O Pentágono divulgou nesta sexta-feira (8) o que chamou de arquivos “novos, nunca antes vistos” sobre óvnis. A medida foi apresentada como um exemplo do compromisso do departamento com a transparência, após ter expulsado jornalistas no início deste ano.
“Nenhum outro presidente ou governo na história cumpriu esse nível de transparência sobre Fanis [fenômenos anômalos não identificados]”, disse o Pentágono em comunicado à imprensa.
A coleção está hospedada no site war.gov/ufo. Segundo o governo americano, os arquivos serão divulgados de forma contínua.

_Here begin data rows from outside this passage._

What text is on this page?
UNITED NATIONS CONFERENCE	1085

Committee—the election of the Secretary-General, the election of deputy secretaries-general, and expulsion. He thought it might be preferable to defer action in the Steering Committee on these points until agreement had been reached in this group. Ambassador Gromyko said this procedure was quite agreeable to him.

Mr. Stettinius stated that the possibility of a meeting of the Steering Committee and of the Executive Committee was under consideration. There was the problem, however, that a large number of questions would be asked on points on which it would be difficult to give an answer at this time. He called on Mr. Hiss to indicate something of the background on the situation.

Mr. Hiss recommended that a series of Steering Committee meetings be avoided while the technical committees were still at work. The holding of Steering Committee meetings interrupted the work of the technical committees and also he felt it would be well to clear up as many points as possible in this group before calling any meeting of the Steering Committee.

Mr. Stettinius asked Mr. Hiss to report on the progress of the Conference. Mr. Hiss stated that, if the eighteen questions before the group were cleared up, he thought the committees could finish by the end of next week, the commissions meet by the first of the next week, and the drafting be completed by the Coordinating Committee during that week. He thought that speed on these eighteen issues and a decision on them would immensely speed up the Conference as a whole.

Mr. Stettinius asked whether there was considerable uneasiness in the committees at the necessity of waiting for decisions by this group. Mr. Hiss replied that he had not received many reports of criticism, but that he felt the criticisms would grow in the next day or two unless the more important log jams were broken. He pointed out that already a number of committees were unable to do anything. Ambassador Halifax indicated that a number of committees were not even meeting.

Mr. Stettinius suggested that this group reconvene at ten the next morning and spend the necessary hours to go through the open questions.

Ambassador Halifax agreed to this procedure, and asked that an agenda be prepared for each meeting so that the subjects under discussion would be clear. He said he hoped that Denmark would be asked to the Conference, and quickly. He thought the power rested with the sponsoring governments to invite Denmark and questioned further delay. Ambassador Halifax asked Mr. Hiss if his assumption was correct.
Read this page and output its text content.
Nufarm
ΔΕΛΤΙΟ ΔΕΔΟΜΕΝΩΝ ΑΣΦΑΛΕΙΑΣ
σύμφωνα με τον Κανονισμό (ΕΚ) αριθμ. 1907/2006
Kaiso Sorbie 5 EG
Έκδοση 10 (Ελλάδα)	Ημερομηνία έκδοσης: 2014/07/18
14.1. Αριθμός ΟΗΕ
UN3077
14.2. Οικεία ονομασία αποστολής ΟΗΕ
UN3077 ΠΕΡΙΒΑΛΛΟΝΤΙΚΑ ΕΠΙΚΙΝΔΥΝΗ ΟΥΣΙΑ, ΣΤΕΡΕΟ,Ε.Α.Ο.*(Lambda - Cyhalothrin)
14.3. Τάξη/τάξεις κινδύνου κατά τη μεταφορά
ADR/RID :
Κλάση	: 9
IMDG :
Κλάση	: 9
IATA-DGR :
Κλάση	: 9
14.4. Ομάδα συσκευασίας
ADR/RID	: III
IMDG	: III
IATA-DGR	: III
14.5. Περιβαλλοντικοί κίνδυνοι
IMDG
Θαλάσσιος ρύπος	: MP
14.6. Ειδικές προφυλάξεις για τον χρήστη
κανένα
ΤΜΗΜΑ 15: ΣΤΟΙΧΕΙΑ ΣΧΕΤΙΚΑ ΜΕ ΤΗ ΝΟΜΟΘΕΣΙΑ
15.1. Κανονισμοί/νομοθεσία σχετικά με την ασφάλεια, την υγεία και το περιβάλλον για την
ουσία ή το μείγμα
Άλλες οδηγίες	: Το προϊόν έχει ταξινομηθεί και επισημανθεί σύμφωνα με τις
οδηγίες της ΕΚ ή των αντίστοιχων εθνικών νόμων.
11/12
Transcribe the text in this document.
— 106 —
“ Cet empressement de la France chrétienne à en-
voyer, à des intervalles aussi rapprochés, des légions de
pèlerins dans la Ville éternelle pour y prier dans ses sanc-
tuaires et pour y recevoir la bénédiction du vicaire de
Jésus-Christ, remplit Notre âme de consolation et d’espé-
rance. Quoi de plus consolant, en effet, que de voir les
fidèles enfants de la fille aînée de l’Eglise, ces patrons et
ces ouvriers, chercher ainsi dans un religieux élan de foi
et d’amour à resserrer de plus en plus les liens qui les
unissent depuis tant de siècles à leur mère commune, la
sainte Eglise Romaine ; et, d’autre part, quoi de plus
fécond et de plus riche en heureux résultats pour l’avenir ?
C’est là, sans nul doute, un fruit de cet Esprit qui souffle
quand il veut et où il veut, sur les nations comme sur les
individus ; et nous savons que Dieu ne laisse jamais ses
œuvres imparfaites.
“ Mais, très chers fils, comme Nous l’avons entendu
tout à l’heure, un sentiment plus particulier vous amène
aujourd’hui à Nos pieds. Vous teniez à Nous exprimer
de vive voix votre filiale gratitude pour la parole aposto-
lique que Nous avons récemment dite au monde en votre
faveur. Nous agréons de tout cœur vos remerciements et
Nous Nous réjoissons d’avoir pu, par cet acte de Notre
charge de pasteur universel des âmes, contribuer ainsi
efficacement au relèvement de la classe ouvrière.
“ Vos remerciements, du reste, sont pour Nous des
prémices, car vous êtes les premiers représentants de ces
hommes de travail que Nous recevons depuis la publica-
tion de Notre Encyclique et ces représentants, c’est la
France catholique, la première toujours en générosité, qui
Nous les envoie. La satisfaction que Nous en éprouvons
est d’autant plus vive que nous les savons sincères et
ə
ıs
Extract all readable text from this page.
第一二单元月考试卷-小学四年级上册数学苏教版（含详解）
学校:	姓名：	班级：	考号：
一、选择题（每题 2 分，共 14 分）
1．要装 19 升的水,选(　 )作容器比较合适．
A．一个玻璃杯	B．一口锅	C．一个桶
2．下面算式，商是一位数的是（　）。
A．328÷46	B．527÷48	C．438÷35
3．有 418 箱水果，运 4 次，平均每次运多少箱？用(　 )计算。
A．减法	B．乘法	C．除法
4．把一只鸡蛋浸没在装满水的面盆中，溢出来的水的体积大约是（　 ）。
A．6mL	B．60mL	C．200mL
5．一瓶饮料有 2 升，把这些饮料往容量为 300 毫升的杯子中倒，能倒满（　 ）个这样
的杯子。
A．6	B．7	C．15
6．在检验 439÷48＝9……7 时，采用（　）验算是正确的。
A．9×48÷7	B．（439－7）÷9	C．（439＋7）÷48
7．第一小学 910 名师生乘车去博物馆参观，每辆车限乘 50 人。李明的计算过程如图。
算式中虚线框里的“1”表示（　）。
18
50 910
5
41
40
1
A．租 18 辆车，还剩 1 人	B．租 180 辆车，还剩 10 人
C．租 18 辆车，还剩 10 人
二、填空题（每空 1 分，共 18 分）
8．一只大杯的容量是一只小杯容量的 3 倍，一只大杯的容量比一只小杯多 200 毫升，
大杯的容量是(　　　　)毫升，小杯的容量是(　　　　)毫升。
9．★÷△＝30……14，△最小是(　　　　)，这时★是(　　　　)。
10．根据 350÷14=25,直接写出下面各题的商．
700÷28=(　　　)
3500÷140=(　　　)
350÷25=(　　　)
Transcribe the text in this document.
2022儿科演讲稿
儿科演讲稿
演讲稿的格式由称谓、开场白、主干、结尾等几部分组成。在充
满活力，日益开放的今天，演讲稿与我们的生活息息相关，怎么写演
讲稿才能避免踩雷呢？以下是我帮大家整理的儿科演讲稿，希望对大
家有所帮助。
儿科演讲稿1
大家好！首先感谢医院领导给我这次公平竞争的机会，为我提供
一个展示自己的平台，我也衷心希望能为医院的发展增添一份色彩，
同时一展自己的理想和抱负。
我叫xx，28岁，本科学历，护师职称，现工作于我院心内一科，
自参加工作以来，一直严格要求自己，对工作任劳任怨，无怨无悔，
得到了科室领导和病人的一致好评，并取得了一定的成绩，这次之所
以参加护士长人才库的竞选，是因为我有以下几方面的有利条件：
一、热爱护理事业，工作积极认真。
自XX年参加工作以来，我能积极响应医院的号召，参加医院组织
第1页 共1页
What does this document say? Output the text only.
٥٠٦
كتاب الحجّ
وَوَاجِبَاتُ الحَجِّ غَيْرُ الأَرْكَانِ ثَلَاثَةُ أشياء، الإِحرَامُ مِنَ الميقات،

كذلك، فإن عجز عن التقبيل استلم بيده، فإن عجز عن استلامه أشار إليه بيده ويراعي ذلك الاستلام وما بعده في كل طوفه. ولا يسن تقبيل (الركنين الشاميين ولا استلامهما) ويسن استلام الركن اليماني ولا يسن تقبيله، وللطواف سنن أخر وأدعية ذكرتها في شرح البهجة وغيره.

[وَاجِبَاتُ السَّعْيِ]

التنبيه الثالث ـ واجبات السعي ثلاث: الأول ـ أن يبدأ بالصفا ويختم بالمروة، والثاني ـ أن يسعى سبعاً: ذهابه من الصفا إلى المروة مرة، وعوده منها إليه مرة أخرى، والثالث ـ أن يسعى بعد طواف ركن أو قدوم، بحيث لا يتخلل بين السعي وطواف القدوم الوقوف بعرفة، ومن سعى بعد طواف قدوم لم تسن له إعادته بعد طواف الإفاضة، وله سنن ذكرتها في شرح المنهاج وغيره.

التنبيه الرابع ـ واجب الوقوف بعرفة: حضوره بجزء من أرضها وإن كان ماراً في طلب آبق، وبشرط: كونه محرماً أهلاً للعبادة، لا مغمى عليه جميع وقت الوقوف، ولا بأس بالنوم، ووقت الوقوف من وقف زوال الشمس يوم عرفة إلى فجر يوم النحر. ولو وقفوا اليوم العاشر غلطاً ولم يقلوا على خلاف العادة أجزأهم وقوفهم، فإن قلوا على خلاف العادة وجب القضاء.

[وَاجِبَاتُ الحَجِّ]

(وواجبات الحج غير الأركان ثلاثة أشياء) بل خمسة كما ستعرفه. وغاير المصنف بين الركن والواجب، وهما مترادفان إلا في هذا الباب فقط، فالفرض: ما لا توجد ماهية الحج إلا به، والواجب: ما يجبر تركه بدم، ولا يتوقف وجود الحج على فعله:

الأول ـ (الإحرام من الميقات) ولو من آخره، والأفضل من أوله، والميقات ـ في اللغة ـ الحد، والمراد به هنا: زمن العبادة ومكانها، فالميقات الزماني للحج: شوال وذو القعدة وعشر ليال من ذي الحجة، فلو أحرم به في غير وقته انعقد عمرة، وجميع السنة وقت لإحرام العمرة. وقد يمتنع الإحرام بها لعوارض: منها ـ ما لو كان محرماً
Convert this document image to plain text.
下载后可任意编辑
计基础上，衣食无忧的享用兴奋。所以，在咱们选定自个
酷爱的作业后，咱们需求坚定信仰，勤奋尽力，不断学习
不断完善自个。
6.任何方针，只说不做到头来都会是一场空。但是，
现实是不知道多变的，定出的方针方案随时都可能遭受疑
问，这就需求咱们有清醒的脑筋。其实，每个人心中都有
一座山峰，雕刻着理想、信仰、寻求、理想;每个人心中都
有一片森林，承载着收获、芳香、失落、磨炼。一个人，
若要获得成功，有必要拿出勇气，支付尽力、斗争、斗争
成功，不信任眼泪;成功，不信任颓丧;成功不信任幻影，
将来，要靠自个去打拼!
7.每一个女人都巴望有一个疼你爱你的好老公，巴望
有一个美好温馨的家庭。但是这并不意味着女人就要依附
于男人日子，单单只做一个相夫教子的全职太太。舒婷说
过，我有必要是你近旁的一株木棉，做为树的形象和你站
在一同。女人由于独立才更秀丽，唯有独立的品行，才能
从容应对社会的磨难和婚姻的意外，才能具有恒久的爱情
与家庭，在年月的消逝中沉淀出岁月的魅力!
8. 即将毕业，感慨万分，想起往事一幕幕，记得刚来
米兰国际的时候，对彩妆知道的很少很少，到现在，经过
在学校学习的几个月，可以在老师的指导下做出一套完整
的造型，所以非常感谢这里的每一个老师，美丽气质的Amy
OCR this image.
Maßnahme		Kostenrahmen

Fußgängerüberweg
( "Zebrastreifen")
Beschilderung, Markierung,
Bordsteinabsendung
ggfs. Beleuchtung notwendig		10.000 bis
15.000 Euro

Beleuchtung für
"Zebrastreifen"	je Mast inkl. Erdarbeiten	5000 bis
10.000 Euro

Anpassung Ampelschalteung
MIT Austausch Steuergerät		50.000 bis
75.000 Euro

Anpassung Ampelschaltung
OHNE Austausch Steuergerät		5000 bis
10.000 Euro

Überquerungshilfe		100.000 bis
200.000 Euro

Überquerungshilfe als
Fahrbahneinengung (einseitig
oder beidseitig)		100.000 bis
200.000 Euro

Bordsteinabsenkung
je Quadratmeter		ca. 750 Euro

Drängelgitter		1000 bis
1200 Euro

Os arquivos iniciais são imagens estáticas pouco nítidas. Em uma delas, um aglomerado de pontos aparece na tela. Em outra, há objetos de formato estranho.
Em 2017, o jornal The New York Times revelou que o Pentágono mantinha um programa secreto e confidencial, iniciado em 2007, que investigava episódios relatados por militares. Desde então, congressistas pressionam o governo para desclassificar o trabalho sobre óvnis.
Os cerca de 170 arquivos incluem um relatório de 1947 sobre “discos voadores”. Há também uma foto de fenômenos não identificados tirada da superfície lunar durante a missão Apollo 12, da Nasa, em 1969. Uma transcrição da tripulação da Apollo 17 descreve objetos não identificados vistos da Lua em 1972.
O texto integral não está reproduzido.